Do not change anything in the following chunk
You will be working on olympic_gymnasts dataset. Do not change the code below:
olympics <- readr::read_csv('https://raw.githubusercontent.com/rfordatascience/tidytuesday/master/data/2021/2021-07-27/olympics.csv')
olympic_gymnasts <- olympics %>%
filter(!is.na(age)) %>% # only keep athletes with known age
filter(sport == "Gymnastics") %>% # keep only gymnasts
mutate(
medalist = case_when( # add column for success in medaling
is.na(medal) ~ FALSE, # NA values go to FALSE
!is.na(medal) ~ TRUE # non-NA values (Gold, Silver, Bronze) go to TRUE
)
)
More information about the dataset can be found at
https://github.com/rfordatascience/tidytuesday/blob/master/data/2021/2021-07-27/readme.md
Question 1: Create a subset dataset with the following columns only: name, sex, age, team, year and medalist. Call it df.
df<- olympic_gymnasts|>
select(name, sex, age, team, year, medalist)
head(df)
## # A tibble: 6 × 6
## name sex age team year medalist
## <chr> <chr> <dbl> <chr> <dbl> <lgl>
## 1 Paavo Johannes Aaltonen M 28 Finland 1948 TRUE
## 2 Paavo Johannes Aaltonen M 28 Finland 1948 TRUE
## 3 Paavo Johannes Aaltonen M 28 Finland 1948 FALSE
## 4 Paavo Johannes Aaltonen M 28 Finland 1948 TRUE
## 5 Paavo Johannes Aaltonen M 28 Finland 1948 FALSE
## 6 Paavo Johannes Aaltonen M 28 Finland 1948 FALSE
Question 2: From df create df2 that only have year of 2008 2012, and 2016
df2 <- olympic_gymnasts |>
select(name, sex, age, team, year, medalist) |>
filter(year == c("2008", "2012", "2016"))
head(df2)
## # A tibble: 6 × 6
## name sex age team year medalist
## <chr> <chr> <dbl> <chr> <dbl> <lgl>
## 1 Nstor Abad Sanjun M 23 Spain 2016 FALSE
## 2 Nstor Abad Sanjun M 23 Spain 2016 FALSE
## 3 Katja Abel F 25 Germany 2008 FALSE
## 4 Denis Mikhaylovich Ablyazin M 19 Russia 2012 TRUE
## 5 Denis Mikhaylovich Ablyazin M 19 Russia 2012 FALSE
## 6 Denis Mikhaylovich Ablyazin M 24 Russia 2016 TRUE
Question 3 Group by these three years (2008,2012, and 2016) and summarize the mean of the age in each group.
q3 <- df2 |>
group_by(year) |>
summarize(mean = mean(age))
q3
## # A tibble: 3 × 2
## year mean
## <dbl> <dbl>
## 1 2008 21.7
## 2 2012 22.0
## 3 2016 22.2
Question 4 Use olympic_gymnasts dataset, group by year, and find the mean of the age for each year, call this dataset oly_year. (optional after creating the dataset, find the minimum average age)
oly_year <- olympic_gymnasts |>
group_by(year) |>
summarize(mean = mean(age))
head(oly_year)
## # A tibble: 6 × 2
## year mean
## <dbl> <dbl>
## 1 1896 24.3
## 2 1900 22.2
## 3 1904 25.1
## 4 1906 24.7
## 5 1908 23.2
## 6 1912 24.2
Question 5 This question is open ended.

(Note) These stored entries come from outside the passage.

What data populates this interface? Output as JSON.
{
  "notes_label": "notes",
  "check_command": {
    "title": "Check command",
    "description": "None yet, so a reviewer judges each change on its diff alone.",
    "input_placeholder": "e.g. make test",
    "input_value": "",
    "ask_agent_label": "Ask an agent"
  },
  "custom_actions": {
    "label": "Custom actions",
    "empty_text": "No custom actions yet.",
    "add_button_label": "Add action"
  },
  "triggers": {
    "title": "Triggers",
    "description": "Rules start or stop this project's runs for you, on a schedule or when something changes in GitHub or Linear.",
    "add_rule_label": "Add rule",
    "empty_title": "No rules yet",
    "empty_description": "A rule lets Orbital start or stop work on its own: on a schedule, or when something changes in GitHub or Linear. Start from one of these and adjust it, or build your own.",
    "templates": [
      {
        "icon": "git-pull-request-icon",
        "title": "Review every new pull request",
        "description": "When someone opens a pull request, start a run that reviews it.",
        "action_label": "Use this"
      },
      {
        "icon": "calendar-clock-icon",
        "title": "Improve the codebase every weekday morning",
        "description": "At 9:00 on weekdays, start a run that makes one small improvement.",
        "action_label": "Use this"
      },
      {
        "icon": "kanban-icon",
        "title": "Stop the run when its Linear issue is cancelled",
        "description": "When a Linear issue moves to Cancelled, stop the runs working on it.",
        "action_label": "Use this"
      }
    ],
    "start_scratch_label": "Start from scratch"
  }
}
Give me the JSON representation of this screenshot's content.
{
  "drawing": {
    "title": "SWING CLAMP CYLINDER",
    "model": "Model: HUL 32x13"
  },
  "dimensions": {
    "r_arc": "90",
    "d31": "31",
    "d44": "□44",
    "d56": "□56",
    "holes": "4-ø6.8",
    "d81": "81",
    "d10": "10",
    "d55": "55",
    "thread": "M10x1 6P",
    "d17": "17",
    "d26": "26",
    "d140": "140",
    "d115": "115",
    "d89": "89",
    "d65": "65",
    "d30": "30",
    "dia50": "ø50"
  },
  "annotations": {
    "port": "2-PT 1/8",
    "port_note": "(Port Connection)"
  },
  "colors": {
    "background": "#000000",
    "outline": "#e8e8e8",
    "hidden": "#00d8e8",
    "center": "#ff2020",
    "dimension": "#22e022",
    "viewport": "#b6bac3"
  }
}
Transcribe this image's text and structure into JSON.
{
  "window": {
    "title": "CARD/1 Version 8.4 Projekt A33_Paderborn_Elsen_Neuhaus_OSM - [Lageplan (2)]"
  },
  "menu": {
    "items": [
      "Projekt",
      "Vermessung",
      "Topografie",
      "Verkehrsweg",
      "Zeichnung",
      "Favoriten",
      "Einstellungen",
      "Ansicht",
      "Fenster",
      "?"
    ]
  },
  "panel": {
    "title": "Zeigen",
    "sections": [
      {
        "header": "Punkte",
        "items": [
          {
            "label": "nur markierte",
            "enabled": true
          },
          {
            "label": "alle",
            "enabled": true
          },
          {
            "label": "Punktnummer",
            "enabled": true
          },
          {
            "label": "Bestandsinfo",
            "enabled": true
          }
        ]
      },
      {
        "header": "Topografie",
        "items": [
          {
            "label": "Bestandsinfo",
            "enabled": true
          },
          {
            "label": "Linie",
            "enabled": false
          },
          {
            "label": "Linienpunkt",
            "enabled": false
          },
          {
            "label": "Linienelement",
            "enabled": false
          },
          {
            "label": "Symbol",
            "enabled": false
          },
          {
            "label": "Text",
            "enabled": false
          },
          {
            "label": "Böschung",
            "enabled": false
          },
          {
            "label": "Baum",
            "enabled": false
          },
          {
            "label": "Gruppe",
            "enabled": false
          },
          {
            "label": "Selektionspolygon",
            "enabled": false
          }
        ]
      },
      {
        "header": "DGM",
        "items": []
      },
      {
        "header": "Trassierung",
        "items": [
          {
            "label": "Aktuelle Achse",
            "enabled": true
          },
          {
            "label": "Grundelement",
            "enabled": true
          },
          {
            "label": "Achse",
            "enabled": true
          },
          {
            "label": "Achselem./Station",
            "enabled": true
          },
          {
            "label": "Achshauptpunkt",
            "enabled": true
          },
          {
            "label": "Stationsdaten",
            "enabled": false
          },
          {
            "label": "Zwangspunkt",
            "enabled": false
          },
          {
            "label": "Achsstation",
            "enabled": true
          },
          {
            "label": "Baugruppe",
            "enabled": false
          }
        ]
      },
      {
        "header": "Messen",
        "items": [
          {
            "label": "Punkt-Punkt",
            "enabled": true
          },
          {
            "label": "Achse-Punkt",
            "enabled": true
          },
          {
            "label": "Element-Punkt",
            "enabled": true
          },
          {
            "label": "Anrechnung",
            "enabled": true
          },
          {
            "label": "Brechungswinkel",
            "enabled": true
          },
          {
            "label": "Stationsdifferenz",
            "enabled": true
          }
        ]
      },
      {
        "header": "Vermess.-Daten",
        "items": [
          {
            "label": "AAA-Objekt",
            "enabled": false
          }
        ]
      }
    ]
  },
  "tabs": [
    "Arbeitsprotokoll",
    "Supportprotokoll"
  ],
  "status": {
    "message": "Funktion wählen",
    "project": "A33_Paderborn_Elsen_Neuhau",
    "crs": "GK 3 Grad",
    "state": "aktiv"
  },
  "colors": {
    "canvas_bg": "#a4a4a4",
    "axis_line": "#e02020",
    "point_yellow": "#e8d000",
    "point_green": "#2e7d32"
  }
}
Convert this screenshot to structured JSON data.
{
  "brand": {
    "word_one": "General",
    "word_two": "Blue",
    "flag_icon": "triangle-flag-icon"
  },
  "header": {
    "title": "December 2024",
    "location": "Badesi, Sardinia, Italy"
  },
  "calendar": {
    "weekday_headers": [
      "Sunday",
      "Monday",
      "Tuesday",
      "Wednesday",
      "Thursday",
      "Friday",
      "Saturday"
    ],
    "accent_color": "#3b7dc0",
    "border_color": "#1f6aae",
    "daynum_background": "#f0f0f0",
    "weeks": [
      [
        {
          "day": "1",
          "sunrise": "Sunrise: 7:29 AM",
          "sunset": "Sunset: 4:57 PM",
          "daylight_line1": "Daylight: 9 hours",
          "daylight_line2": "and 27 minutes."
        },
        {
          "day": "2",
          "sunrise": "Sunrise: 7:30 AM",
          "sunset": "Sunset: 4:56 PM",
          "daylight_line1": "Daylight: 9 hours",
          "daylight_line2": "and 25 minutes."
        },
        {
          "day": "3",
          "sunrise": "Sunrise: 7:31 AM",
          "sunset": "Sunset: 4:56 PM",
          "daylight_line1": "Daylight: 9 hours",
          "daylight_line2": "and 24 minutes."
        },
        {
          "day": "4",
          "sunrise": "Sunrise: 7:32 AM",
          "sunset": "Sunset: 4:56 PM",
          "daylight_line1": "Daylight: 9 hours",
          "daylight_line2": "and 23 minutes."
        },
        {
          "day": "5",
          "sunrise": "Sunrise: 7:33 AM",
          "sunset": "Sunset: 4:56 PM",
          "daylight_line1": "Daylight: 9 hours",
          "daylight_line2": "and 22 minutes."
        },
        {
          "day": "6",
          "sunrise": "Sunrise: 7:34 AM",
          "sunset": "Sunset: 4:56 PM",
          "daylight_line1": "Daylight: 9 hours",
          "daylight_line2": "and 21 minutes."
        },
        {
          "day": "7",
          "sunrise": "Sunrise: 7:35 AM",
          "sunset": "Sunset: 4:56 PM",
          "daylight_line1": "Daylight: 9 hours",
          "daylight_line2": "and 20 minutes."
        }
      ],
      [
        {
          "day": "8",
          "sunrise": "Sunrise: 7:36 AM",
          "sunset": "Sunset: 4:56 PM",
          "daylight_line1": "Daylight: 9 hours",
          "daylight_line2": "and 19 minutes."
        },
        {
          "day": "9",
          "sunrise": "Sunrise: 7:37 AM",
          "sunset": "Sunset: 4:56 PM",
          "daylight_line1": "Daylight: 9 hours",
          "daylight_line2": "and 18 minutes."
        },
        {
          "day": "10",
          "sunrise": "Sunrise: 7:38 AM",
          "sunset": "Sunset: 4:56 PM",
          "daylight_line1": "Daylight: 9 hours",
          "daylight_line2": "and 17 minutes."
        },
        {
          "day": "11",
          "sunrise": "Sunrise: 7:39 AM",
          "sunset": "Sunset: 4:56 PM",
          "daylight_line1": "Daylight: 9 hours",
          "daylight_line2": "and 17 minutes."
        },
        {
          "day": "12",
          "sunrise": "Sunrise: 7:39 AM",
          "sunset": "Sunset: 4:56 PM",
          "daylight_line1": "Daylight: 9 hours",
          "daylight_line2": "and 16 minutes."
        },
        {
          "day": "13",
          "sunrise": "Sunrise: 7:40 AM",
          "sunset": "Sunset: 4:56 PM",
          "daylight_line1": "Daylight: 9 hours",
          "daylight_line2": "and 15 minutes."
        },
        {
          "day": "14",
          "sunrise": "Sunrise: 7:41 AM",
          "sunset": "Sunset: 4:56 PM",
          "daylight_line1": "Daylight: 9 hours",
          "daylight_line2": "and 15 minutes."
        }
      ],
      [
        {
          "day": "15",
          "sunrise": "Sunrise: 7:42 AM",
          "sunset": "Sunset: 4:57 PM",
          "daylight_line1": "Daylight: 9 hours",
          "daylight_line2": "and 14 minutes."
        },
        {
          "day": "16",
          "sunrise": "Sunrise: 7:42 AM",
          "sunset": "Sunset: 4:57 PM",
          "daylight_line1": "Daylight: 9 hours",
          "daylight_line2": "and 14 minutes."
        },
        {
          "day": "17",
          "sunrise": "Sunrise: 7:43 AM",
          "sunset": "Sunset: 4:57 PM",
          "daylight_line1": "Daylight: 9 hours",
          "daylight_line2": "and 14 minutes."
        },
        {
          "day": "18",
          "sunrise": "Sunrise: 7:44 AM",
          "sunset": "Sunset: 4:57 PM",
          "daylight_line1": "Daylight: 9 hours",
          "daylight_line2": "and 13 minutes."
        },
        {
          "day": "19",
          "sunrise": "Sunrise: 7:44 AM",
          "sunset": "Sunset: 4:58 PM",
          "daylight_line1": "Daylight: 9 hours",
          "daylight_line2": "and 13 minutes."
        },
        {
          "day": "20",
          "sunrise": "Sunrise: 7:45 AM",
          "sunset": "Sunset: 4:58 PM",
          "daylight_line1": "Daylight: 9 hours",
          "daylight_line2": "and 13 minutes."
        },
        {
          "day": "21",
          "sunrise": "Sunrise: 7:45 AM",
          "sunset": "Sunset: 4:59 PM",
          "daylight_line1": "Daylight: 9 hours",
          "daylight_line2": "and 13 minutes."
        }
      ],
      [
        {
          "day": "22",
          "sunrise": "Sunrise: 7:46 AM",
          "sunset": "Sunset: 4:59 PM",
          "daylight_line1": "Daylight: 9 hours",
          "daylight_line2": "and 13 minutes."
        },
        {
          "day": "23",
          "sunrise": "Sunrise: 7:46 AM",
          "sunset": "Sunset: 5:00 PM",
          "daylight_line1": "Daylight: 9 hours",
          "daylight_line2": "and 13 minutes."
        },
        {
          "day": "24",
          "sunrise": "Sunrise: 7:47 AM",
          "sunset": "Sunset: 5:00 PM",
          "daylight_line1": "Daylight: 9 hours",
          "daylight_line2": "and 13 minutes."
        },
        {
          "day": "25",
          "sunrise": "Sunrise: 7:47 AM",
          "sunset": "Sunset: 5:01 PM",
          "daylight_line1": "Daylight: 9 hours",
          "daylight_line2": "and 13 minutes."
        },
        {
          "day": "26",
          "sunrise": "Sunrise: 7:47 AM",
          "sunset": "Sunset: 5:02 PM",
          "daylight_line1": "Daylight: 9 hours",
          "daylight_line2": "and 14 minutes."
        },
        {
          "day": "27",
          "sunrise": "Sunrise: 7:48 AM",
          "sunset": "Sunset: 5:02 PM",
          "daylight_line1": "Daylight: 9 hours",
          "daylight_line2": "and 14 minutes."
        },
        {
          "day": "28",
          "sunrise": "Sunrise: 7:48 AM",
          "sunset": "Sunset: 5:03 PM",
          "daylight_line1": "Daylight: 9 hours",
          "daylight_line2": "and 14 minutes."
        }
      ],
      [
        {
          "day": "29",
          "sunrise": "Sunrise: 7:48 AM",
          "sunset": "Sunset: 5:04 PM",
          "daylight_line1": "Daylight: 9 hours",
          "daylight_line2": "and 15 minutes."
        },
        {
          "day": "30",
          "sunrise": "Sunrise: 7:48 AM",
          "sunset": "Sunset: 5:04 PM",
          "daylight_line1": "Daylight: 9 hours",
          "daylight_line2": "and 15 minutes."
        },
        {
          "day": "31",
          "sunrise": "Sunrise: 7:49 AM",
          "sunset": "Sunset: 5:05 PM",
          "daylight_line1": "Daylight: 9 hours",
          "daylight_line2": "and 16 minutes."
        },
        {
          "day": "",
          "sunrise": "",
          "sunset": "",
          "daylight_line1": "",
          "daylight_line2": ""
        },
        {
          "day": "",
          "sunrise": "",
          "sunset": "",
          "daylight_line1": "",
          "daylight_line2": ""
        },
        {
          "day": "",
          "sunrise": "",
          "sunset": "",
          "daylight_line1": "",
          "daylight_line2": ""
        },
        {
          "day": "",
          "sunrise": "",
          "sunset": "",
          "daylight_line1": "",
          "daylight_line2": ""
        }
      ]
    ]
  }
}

Create a question that requires you to use at least two verbs. Create a code that answers your question. Then below the chunk, reflect on your question choice and coding procedure
** What is the difference in gold medals between females and male athletes?**
# Your R code here
medals <- olympic_gymnasts |>
select(sex, medal) |>
filter(medal == "Gold") |>
group_by(sex) |>
count(medal)
medals
## # A tibble: 2 × 3
## # Groups: sex [2]
## sex medal n
## <chr> <chr> <int>
## 1 F Gold 234
## 2 M Gold 551
Discussion: Enter your discussion of results here. I choose this question because I wanted to know the difference of medals between males and females athletes. I just named it “medals” because it was simple and I don’t need it to be too long. I used only two variables from the dataset given and filter the medals to only be gold medals and not sliver or bronze. And I grouped it by sex so I would know the difference between the amount of gold medals collected females and males. And I used count to just count the medals. Seeing this code above the discussion, I was able to answer the question “what is the difference in gold medals between females and male athletes?” That females has 234 gold medals collected and males has 551 collected, so it is a little more than double the amount females have collected.